In terms of dollars per usable TB:
RAID0 - 8 TB / $400 = $50 per TB
RAID5 - 6 TB / $400 = $67 per TB ($17 more than RAID0 to drop the rate from 10.5% to 0.000105%)
RAID6 - 4 TB / $400 = $100 per TB ($33 more than RAID5 to drop the rate from 0.000105% to 0.00000000000105%)
RAID10 - 4 TB / $400= $100 per TB
 
raid-10 reads from all drives (we are talking about raid-1 pairs striped raid-0 yes?) it has the best read&write speed for a protected environment.

keep in mind the cache size, and backup can cripple raid-5/6. If you have a battery back write cache and it fails(it will if its a battery) your speed will drop to 10-20mb/s . this is definitely enough to cause failures left and right in a degraded operations mode. raid-10 not as badly.

factor in $100 drives have a bitrate error of about 1 bit always - the probably of rebuild and time of rebuild must be considered - also the priority of rebuild to usability is very much important.

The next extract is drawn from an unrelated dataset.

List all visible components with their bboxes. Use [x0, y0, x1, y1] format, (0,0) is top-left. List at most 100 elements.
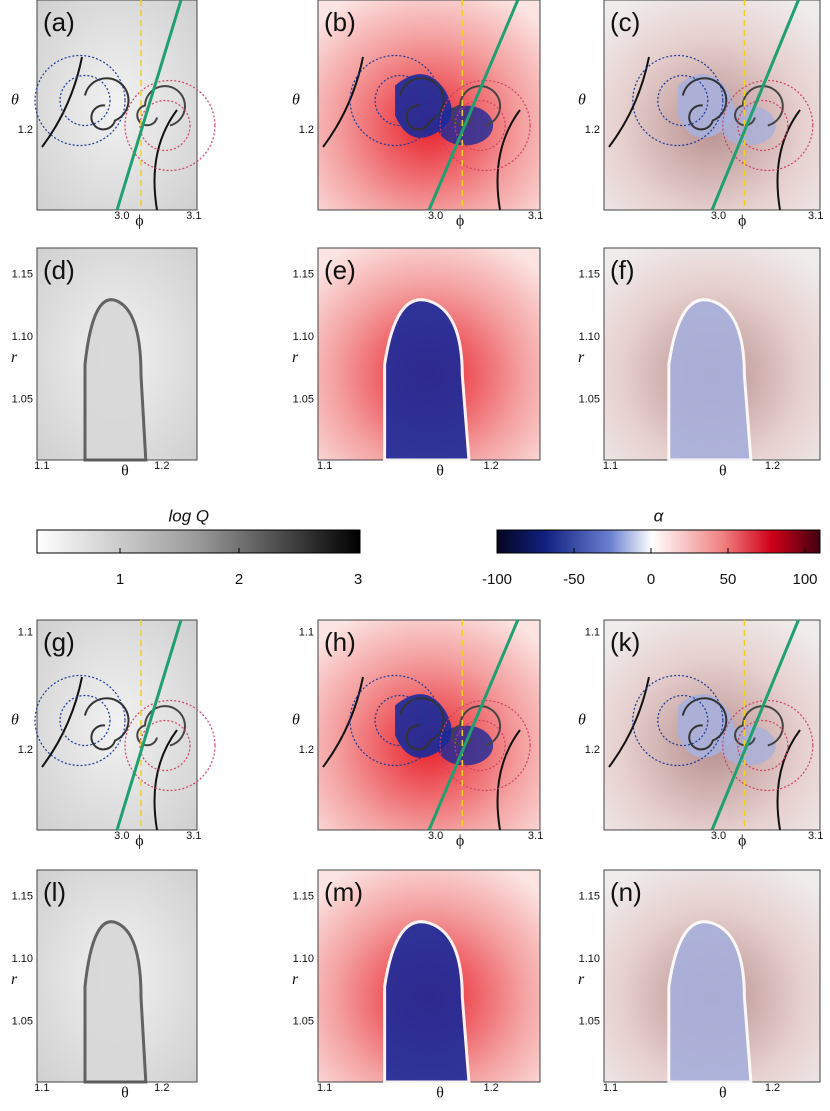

I was hoping someone would come along and make an SLC drive manage the ECC (Raid-3 like) for mechanical drives. since 600gb SAS 2.5" are now mainstream this would rock imo. wish i had the time to hypothetically try that. or use a pair of ssd's for tiered storage cache of a disk set (not far off from flash back write cache).
 
I was hoping someone would come along and make an SLC drive manage the ECC (Raid-3 like) for mechanical drives. since 600gb SAS 2.5" are now mainstream this would rock imo. wish i had the time to hypothetically try that. or use a pair of ssd's for tiered storage cache of a disk set (not far off from flash back write cache).

Adaptec makes some host cards that can do cool things with an SSD.

raid-10 reads from all drives (we are talking about raid-1 pairs striped raid-0 yes?)

Yes. However I am averaging read and write, not just read. See here for a more in-depth look at read/write.

it has the best read&write speed for a protected environment.
For a protected environment with the same amount of disks, yep.